Что можно сказать о протагонистке рассказа, Вере Кардиной? Путешественник лишен индивидуальных черт. Он воплощает состояние души, настроение. Иное дело — героиня, у которой есть имя, предыстория, индивидуальность. В то же время, подобно другим протагонистам Чехова, Вера не столько лицо, сколько знак лица, воля к своей, неповторимой, жизни, к смыслу и жалости5.

Предыстория героини — вполне гамлетовская. После окончания института она возвращается на родину, в степную усадьбу. Несколько месяцев назад умер ее отец, она — законная хозяйка усадьбы, часть которой принадлежит тете Даше. Последняя называет Веру «настоящей хозяйкой» и «нашей королевой», а себя — «послушной рабой», хотя на деле узурпировала власть. Характер тети подан через метонимическую деталь: «маленькие, крепкие, деспотические руки». Управляя имением, она проявляет жестокость, грубость и лицемерие по отношению к тем, кто зависит от нее. Вера, чеховский степной Гамлет, хотела бы бросить ей вызов, но выказывает сомнение и роковую нерешительность («Что делать?», «С чего начать?» — рефреном повторяются вопросы, которые задает себе героиня) и таким образом постоянно откладывает реальные действия.
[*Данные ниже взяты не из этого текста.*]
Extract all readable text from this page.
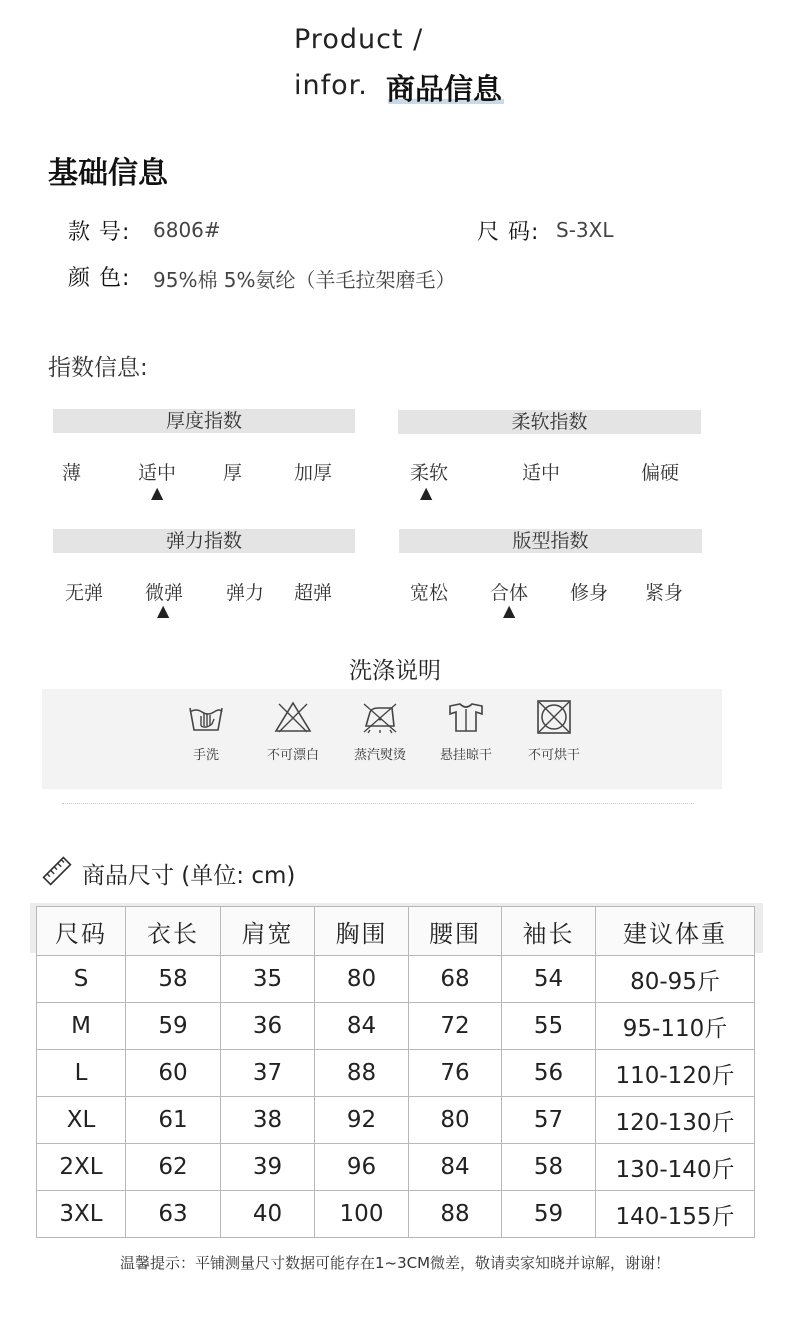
Product /
infor. 商品信息
基础信息
款 号: 6806#	尺 码: S-3XL
颜 色: 95%棉 5%氨纶（羊毛拉架磨毛）
指数信息:
厚度指数
薄	适中 厚	加厚
▲
柔软指数
柔软	适中	偏硬
▲
弹力指数
无弹 微弹 弹力 超弹
▲
版型指数
宽松 合体 修身 紧身
▲
洗涤说明
手洗	不可漂白	蒸汽熨烫	悬挂晾干	不可烘干
商品尺寸 (单位: cm)
尺码	衣长	肩宽	胸围	腰围	袖长	建议体重
S	58	35	80	68	54	80-95斤
M	59	36	84	72	55	95-110斤
L	60	37	88	76	56	110-120斤
XL	61	38	92	80	57	120-130斤
2XL	62	39	96	84	58	130-140斤
3XL	63	40	100	88	59	140-155斤
温馨提示：平铺测量尺寸数据可能存在1~3CM微差，敬请卖家知晓并谅解，谢谢！
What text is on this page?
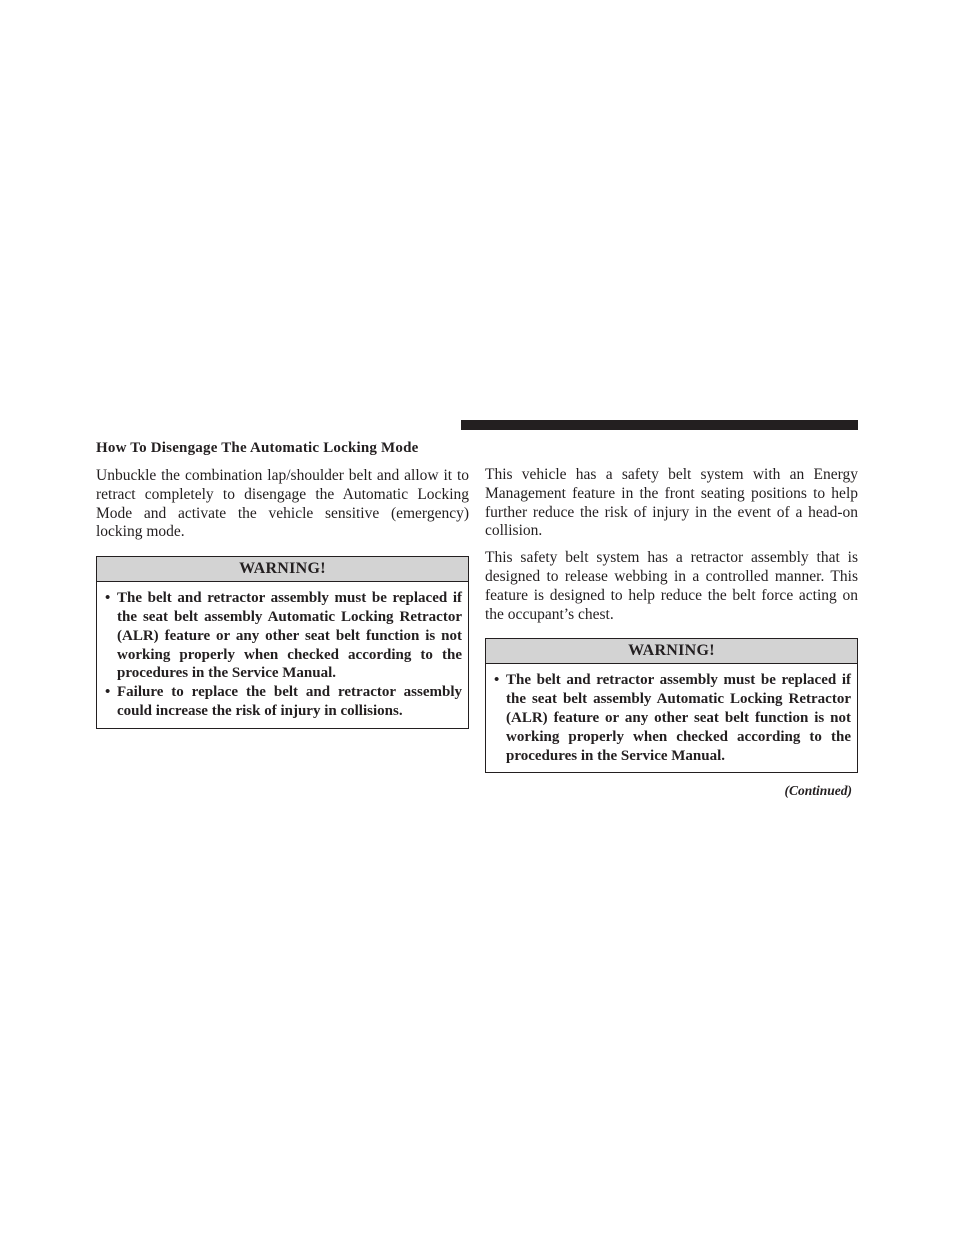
How To Disengage The Automatic Locking Mode

Unbuckle the combination lap/shoulder belt and allow it to retract completely to disengage the Automatic Locking Mode and activate the vehicle sensitive (emergency) locking mode.

WARNING!
• The belt and retractor assembly must be replaced if the seat belt assembly Automatic Locking Retractor (ALR) feature or any other seat belt function is not working properly when checked according to the procedures in the Service Manual.
• Failure to replace the belt and retractor assembly could increase the risk of injury in collisions.

This vehicle has a safety belt system with an Energy Management feature in the front seating positions to help further reduce the risk of injury in the event of a head-on collision.

This safety belt system has a retractor assembly that is designed to release webbing in a controlled manner. This feature is designed to help reduce the belt force acting on the occupant’s chest.

WARNING!
• The belt and retractor assembly must be replaced if the seat belt assembly Automatic Locking Retractor (ALR) feature or any other seat belt function is not working properly when checked according to the procedures in the Service Manual.
(Continued)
С другой стороны, определение степи как «спокойного зеленого чудовища», «поглощающего» жизни (иначе говоря, требующего жертвоприношений), открывает возможность для мифопоэтического прочтения. В этом контексте социальная несправедливость — проекция мифа в современную жизнь. Не случайно пугающий и в то же время комичный образ дедушки, убежденного крепостника, воспринимается как пародия на каннибалистический аспект степи: «За обедом и за ужином он ел ужасно много; ему подавали и сегодняшнее, и вчерашнее, и холодный пирог, оставшийся с воскресенья, и людскую солонину, и он всё съедал с жадностью, и от каждого обеда у Веры оставалось такое впечатление, что когда потом она видела, как гнали овец или везли с мельницы муку, то думала: «Это дедушка съест»» (9: 317). Таким образом, Вере противостоит не просто социальный порядок, представленный тетей и дедушкой, но и природный, воплощенный в «зеленом чудовище», океане-степи:

Она негодовала, ненавидела тетю <...> Но что делать? Оборвать ее на слове? Нагрубить ей? Но какая польза? Положим, бороться с ней, устранить ее, сделать безвредной, сделать так, чтобы дедушка не замахивался палкой, но — какая польза? Это все равно что в степи, которой конца не видно, убить одну мышь или одну змею (9: 322).

Характерная для Чехова коллизия: Вера побеждена не внешними силами, то есть не другими людьми (тетя Даша, дедушка), но осознанием того, что сама она — неотделимая часть того зла, которое пытается устранить. Когда в кульминационной сцене Вера начинает кричать на прислугу «не своим голосом» («Вон! Розог! Бейте ее!»), мы понимаем, чей это голос: дедушки, воплощающего, с одной стороны, крепостничество, а с другой — каннибалистический аспект степи.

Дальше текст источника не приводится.